Requirement for ubiquitin conjugation and 26S proteasome activity at an early stage in V(D)J recombination.

V(D)J recombination, the process that rearranges gene segments to assemble mature antigen receptor genes, relies on a recombinase comprising the RAG1 and RAG2 proteins. RAG1 is a multi-functional enzyme including DNA binding and cleavage as well as ubiquitin ligase activities, all of which appear to contribute to its role in recombination. Here we demonstrate that components of the ubiquitin conjugation machinery and the 26S proteasome are required for an early step in V(D)J recombination. Inhibitors of the 26S proteasome and ubiquitin activating enzyme (E1) blocked both chromosomal and extra-chromosomal recombination when added 1h following transfection/induction, but they had no effect when added 16 h later.

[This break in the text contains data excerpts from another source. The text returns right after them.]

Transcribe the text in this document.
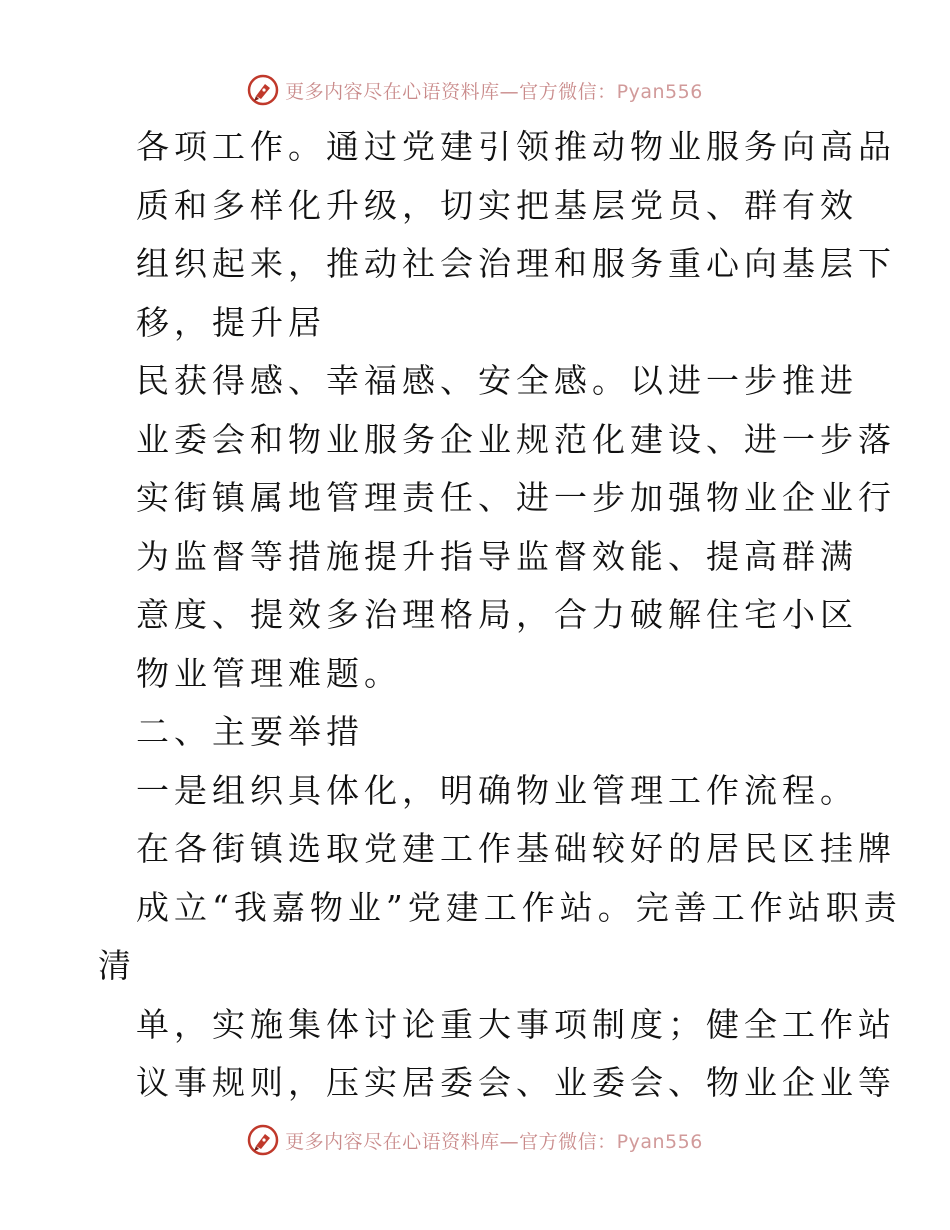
更多内容尽在心语资料库—官方微信：Pyan556
各项工作。通过党建引领推动物业服务向高品
质和多样化升级，切实把基层党员、群有效
组织起来，推动社会治理和服务重心向基层下
移，提升居
民获得感、幸福感、安全感。以进一步推进
业委会和物业服务企业规范化建设、进一步落
实街镇属地管理责任、进一步加强物业企业行
为监督等措施提升指导监督效能、提高群满
意度、提效多治理格局，合力破解住宅小区
物业管理难题。
二、主要举措
一是组织具体化，明确物业管理工作流程。
在各街镇选取党建工作基础较好的居民区挂牌
成立“我嘉物业”党建工作站。完善工作站职责
清
单，实施集体讨论重大事项制度；健全工作站
议事规则，压实居委会、业委会、物业企业等
更多内容尽在心语资料库—官方微信：Pyan556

There was no effect on expression of RAG1, and recombination did not require transit through the cell cycle, confirming that inhibition was not due to an indirect effect on cell cycle arrest or protein expression. Experiments in which RAG1 translation was blocked with cyclohexamide after 16 h of expression indicated that many active recombination complexes were formed within this window, although recombination products continued to accumulate for 48 h. These data suggest that ubiquitin-dependent degradation is an early step in complex assembly or activation, and are consistent with our previous hypothesis that degradation of a negative regulator is required to trigger recombination.